Today I am packing up to hit the road to visit my parents in the small town of my childhood. This town has been the family home for at least six generations, since before it was even incorporated under the name it now bears. It is also a place of great natural beauty. In fact, when my great-great-grandfather first arrived over a century ago, he wrote these words to his mother back in England:
“I have arrived in the Rainy River country, Mother dear, and the air is full of the scent of clover and wild roses. It is a country full of God-given beauty. The Rainy River winds its way majestically through the ever-changing beauty of the scenery. One is compelled to expand one’s lungs with deep breaths of the stimulating, champagne-like air, while before one spreads a feast of weird beauty such as mind can never imagine or describe. For hours since my arrival here have I sat on the Rainy’s banks drinking in the splendour of its ever-changing currents, watching the trout jumping in their frolic.”
I grew up on the shore of that same river, surrounded by wildlife, forests, and teeming life. It was the place I became an avid canoer, where I first tried my hand at writing, and where I fell in love for the first time. It is the place where so much of who I am was formed. It is a place rich with history and memories and love.

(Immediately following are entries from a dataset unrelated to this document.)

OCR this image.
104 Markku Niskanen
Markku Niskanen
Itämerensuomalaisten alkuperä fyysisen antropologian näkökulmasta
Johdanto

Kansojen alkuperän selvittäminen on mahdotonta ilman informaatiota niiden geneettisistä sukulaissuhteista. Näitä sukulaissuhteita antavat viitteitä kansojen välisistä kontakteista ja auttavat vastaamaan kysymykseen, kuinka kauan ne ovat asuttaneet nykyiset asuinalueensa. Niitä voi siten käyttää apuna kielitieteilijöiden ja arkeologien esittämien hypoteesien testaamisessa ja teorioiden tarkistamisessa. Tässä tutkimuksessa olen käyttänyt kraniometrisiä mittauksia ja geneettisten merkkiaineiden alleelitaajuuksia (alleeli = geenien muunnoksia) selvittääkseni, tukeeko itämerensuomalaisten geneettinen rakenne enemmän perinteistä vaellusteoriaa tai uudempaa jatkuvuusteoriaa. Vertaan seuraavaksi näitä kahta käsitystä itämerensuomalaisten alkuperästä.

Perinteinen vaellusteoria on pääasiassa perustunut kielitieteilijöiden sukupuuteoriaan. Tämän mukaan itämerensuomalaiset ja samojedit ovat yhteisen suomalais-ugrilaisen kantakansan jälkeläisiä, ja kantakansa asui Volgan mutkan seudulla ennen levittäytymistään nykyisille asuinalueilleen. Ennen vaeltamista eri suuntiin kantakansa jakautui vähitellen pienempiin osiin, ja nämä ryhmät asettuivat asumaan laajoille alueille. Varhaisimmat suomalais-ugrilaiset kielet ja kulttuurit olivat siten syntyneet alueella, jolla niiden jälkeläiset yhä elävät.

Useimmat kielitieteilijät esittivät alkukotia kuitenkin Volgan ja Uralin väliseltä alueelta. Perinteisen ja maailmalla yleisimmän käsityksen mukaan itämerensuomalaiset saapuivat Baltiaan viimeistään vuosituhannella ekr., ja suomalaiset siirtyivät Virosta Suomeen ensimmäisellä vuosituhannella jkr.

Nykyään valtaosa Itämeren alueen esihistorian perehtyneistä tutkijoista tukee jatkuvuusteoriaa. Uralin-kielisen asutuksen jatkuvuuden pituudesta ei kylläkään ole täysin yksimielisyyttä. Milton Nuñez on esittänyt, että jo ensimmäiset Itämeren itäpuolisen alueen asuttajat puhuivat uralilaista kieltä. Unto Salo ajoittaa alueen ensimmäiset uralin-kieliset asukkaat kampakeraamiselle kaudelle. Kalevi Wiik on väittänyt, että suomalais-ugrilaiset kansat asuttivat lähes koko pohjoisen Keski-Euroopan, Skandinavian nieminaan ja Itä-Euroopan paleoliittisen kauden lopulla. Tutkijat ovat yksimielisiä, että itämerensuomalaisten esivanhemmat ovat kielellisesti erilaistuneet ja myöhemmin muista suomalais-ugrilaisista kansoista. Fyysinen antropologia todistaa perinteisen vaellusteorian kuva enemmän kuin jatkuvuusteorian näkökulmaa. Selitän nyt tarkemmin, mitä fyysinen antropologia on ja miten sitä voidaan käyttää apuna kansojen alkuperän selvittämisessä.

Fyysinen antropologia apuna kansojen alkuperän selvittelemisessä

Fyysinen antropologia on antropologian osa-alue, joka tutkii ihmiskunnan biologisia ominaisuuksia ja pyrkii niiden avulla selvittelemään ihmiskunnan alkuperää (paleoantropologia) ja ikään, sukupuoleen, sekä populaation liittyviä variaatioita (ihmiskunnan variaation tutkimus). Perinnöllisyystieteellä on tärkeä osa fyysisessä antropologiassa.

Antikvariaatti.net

And I am stressed beyond words to go there.
A Painful Homecoming
Here’s the thing. Despite all of those amazing things I recounted above, it is also the place where I first heard how “disgusting those queers are”. It is the place where my trusted Sunday school teacher equated being gay with pedophilia. It was the place I came out for the first time but had to do so while also condemning “those inclinations”. It was the place I had to hide and repress my desires and learn to despise them as “perverse”.